Non è una cosa da poco in un paese dove l'elettorato cattolico ha
giocato un ruolo significativo nella vittoria del pontefice. C'è chi si
sfrega le mani con soddisfazione perché, nelle circostanze attuali, vede
l'opportunità di "incoronare" Leone XIV come nemico giurato di Trump,
proprio come sperava da poco dopo le elezioni. Il cardinale Raymond Leo
Burke, tuttavia, figura di spicco tra i cattolici conservatori in
America (e non solo), dimostra in questa intervista come si possa essere
fedeli al Papa senza essere ostili all'amministrazione Trump.
Eminenza, oggi [11 aprile scorso] sarà a San Pietro per la veglia per la pace?
"Certamente,
mi unirò al Santo Padre per questo momento essenziale di preghiera in
un momento di crisi come quello presente. Sono molto lieto di rispondere
all'appello per chiedere che la pace sia ripristinata al più presto.
Dobbiamo seguire quanto rivelato a Fatima nel 1917 e recitare il rosario
alla Madonna, che è la regina della pace. ”
È d'accordo con chi dice che Leone XIV si sta rivelando l'anti Trump?
"La
narrazione di uno scontro in corso è esagerata. Il Papa ha invitato
tutti a lavorare per la pace, com'è ovvio e giusto. La sua bussola è
l'insegnamento della Chiesa presente nel Catechismo e sviluppato
classicamente da Sant'Agostino. ”
Come giudica il comportamento di Trump?
"Si
possono avere opinioni diverse su come affrontare la questione, ma
sicuramente non si può pensare che la situazione in Iran fosse buona
prima degli attacchi degli Stati Uniti e di Israele. Credo che, dal suo
punto di vista, Trump abbia come obiettivo anche la pace, nel senso che
vuole ripristinare la pace interna in Iran e anche nei confronti delle
altre nazioni. Questo perché il regime rappresenta una minaccia di armi
nucleari per i vicini e non solo. E poi, lasciatemi dire una cosa... "

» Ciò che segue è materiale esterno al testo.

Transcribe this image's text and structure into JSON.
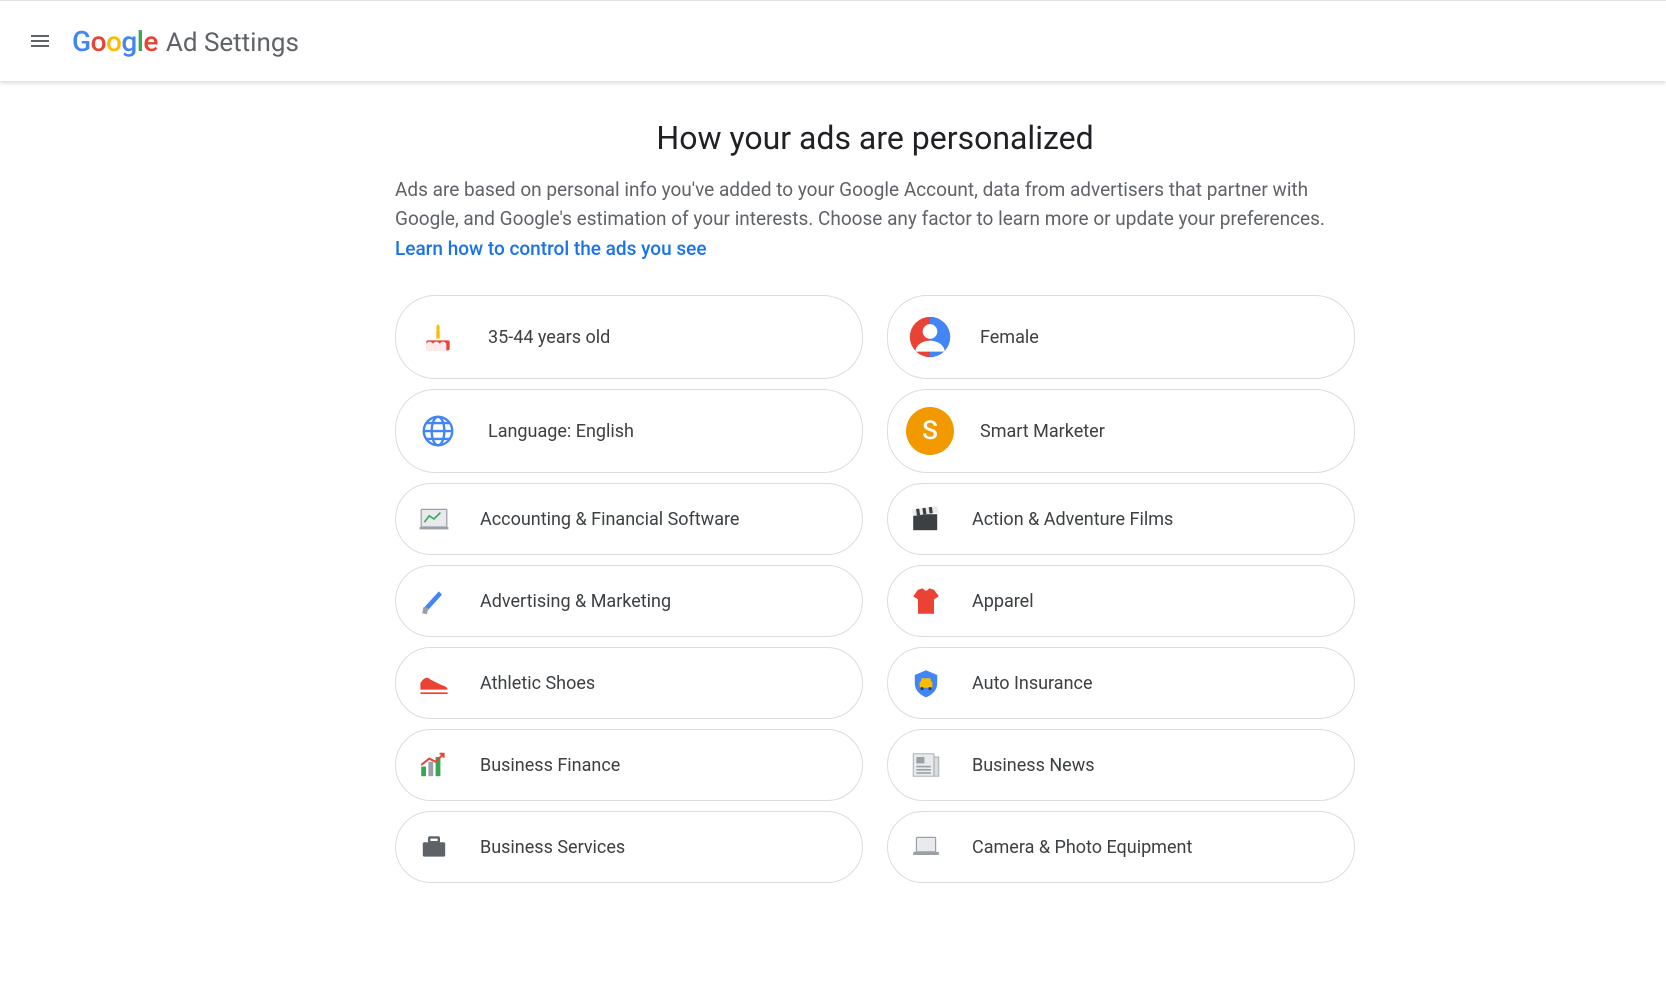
{
  "header": {
    "logo_letters": [
      "G",
      "o",
      "o",
      "g",
      "l",
      "e"
    ],
    "product_name": "Ad Settings"
  },
  "title": "How your ads are personalized",
  "description": "Ads are based on personal info you've added to your Google Account, data from advertisers that partner with Google, and Google's estimation of your interests. Choose any factor to learn more or update your preferences. ",
  "link_text": "Learn how to control the ads you see",
  "factors": [
    {
      "icon": "birthday-cake-icon",
      "label": "35-44 years old",
      "tall": true
    },
    {
      "icon": "person-icon",
      "label": "Female",
      "tall": true
    },
    {
      "icon": "globe-icon",
      "label": "Language: English",
      "tall": true
    },
    {
      "icon": "smart-marketer-icon",
      "label": "Smart Marketer",
      "tall": true
    },
    {
      "icon": "accounting-icon",
      "label": "Accounting & Financial Software"
    },
    {
      "icon": "film-clapper-icon",
      "label": "Action & Adventure Films"
    },
    {
      "icon": "megaphone-icon",
      "label": "Advertising & Marketing"
    },
    {
      "icon": "tshirt-icon",
      "label": "Apparel"
    },
    {
      "icon": "sneaker-icon",
      "label": "Athletic Shoes"
    },
    {
      "icon": "shield-car-icon",
      "label": "Auto Insurance"
    },
    {
      "icon": "bar-chart-icon",
      "label": "Business Finance"
    },
    {
      "icon": "newspaper-icon",
      "label": "Business News"
    },
    {
      "icon": "briefcase-icon",
      "label": "Business Services"
    },
    {
      "icon": "laptop-icon",
      "label": "Camera & Photo Equipment"
    }
  ],
  "colors": {
    "google_blue": "#4285F4",
    "google_red": "#EA4335",
    "google_yellow": "#FBBC05",
    "google_green": "#34A853",
    "orange": "#F29900",
    "grey": "#5f6368"
  }
}
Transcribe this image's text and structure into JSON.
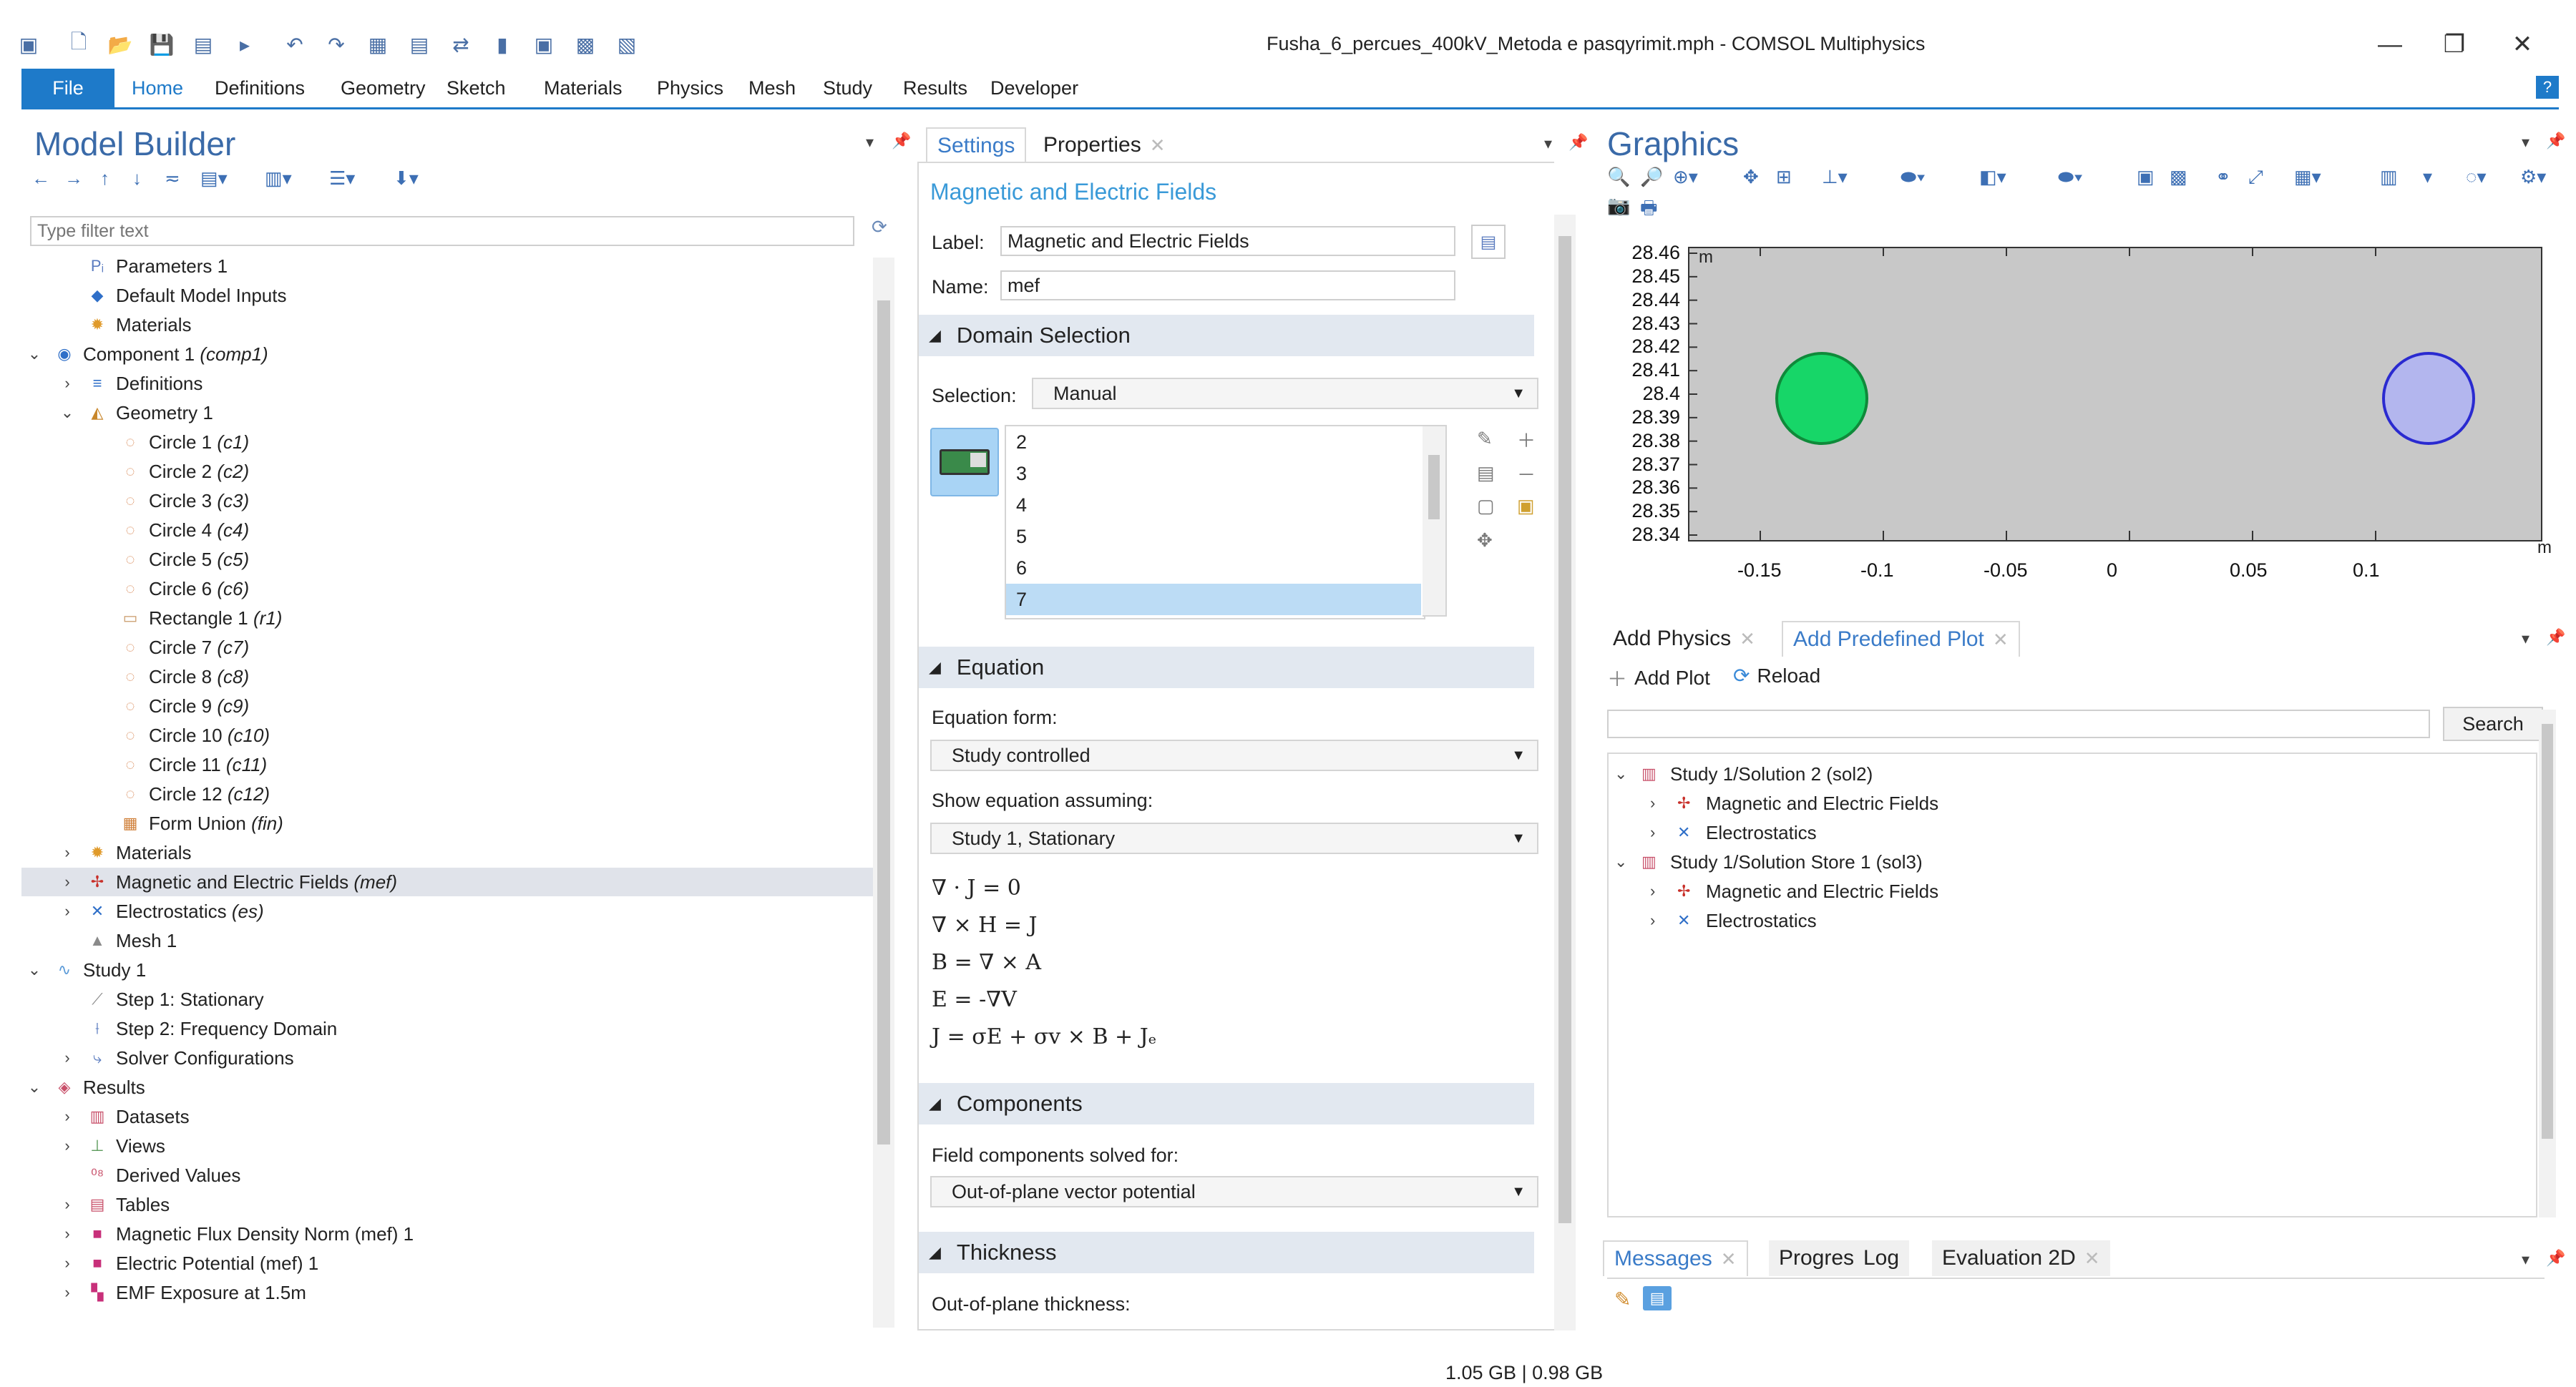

Per favore..."Dobbiamo pregare
anche per la libertà del popolo iraniano, che ha sofferto per troppi
anni per mano del regime degli Ayatollah. Non possiamo dimenticare i
tanti civili uccisi negli ultimi anni dalla repressione. Mi addolora
vedere una grande nazione, con un ricco patrimonio culturale, distrutta
da un regime così sanguinario. "
Storicamente
ha goduto di buoni rapporti con l'amministrazione repubblicana e sei
molto popolare tra la base MAGA. Sarebbe disposto a giocare un ruolo nel
facilitare il dialogo tra la Santa Sede e gli Stati Uniti?
“Sono disposto ad aiutare in ogni modo possibile. Comunque non sono un
diplomatico e non sarei la persona giusta per questo compito. Inoltre,
credo che parlare di tensioni sia esagerato.
L'ambasciatore
degli Stati Uniti presso la Santa Sede, un devoto cattolico, sta già
facendo tutto il possibile per facilitare il dialogo tra le due parti.
L'importante è che la porta rimanga aperta e che si trovi sempre il modo
di parlare per vedere come la Chiesa può contribuire alla
riconciliazione tra le nazioni. ”
Quindi non è vero che l'America di Trump e la Chiesa di Leone sono in contrapposizione?
"No. C'è un grande rispetto per la
Chiesa in America, e i cattolici hanno sempre contribuito in maniera
enorme a ogni aspetto della vita della nazione. Per molto tempo, c'è
stato un pregiudizio anticattolico che suggerisce che volevamo che il
Papa governasse il Paese. Ma la dottrina della Chiesa non ha mai
insegnato che la Chiesa deve governare.
Noi
cattolici seguiamo l'insegnamento del Signore per rendere a Cesare ciò
che è di Cesare e a Dio ciò che è di Dio. La Chiesa insegna i principi
morali, ma poi lascia a chi è al governo le decisioni. ”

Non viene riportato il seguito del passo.